Comment l’optimisation des flux peut-elle accompagner le ré-équilibrage de nos échanges commerciaux ?

L’enjeu est de ren­for­cer la sou­ve­rai­ne­té éco­no­mique de notre pays tout en res­tant au coeur des échanges. Nous devrions assis­ter dans les pro­chaines années à des mou­ve­ments de relo­ca­li­sa­tion mais éga­le­ment de mise en place de stocks de proxi­mi­té stra­té­giques. Il existe une volon­té de tirer les leçons de notre fra­gi­li­té dans cer­tains domaines clés : les chaînes d’approvisionnement inter­na­tio­nales à flux ten­dus, sans stock et sans redon­dance, nous rendent trop vul­né­rables.

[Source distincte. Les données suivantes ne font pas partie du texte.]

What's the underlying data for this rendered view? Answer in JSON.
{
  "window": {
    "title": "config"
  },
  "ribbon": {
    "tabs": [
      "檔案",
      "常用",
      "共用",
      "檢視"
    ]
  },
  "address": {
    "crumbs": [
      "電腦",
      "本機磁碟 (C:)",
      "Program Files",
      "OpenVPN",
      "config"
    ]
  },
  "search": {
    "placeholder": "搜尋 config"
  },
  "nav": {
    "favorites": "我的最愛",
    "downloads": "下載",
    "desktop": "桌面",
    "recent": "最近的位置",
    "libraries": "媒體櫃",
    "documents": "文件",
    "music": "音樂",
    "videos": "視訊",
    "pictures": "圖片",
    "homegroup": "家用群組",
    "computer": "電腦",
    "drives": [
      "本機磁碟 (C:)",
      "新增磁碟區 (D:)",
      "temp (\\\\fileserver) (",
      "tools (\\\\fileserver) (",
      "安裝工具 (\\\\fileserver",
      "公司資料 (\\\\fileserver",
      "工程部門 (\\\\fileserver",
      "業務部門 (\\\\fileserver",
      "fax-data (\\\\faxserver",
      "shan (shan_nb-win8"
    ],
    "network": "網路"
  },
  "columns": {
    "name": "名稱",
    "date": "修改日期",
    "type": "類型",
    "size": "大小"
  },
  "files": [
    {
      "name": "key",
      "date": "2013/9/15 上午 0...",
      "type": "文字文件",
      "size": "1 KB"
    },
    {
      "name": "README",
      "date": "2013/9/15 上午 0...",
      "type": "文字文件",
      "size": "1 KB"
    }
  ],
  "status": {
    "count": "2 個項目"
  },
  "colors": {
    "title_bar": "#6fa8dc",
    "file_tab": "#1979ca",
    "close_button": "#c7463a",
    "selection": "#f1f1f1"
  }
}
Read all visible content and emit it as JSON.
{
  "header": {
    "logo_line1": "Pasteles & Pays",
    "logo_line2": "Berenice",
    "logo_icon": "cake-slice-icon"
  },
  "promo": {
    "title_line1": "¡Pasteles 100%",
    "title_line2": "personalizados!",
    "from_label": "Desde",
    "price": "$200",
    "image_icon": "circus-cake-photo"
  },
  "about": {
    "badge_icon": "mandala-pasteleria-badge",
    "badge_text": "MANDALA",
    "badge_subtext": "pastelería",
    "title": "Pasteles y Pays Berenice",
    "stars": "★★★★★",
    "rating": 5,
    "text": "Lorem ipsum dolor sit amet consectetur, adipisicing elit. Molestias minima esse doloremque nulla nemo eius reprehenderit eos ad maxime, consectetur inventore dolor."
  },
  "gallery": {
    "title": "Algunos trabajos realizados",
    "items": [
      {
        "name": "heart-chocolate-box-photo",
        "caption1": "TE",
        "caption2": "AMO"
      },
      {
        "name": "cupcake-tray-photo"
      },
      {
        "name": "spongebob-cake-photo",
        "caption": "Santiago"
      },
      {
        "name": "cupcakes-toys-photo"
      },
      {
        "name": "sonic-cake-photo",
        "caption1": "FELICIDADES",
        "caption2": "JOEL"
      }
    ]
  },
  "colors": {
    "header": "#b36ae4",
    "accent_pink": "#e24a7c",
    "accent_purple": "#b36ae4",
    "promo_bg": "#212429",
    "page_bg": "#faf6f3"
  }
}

La sou­ve­rai­ne­té éco­no­mique est une idée d’avenir et la logis­tique peut en être un des moteurs.

Sans logistique, pas de souveraineté économique ? 

La poli­tique indus­trielle des pays – ou des conti­nents si on prend l’Europe par exemple – devra aller de pair avec une stra­té­gie logis­tique natio­nale pour la sou­te­nir et la pro­té­ger, tout en veillant à la prise en compte de l’impact envi­ron­ne­men­tal. Cela pas­se­ra d’abord par le pro­lon­ge­ment de notre action en temps de crise, en per­met­tant la relance des échanges com­mer­ciaux et l’animation des flux néces­saires à la recons­truc­tion de nos éco­no­mies. Cela pas­se­ra éga­le­ment par l’intégration des défis envi­ron­ne­men­taux – comme la réduc­tion de 30% de nos émis­sions de CO2 d’ici 2030 – et la capa­ci­té pour chaque acteur de la chaîne logis­tique de réduire son impact éner­gé­tique et donc d’investir dans de nou­veaux actifs ou d’améliorer les exis­tants. Enfin, pour jouer plei­ne­ment leur rôle aujourd’hui, les acteurs de la logis­tique doivent garan­tir les condi­tions de sécu­ri­té les plus strictes pour leurs employés. Il faut veiller à ce que la pres­sion concur­ren­tielle ne se tra­duise pas par une inci­ta­tion au moins-disant. On dit que la san­té n’a pas de prix mais elle a un coût et il convien­dra que le régu­la­teur s’assure que cet inves­tis­se­ment indis­pen­sable est consen­ti au bon niveau par tous les acteurs du sec­teur et que le prix de la logis­tique ne soit pas une variable d’ajustement en cette période éco­no­mique difficile.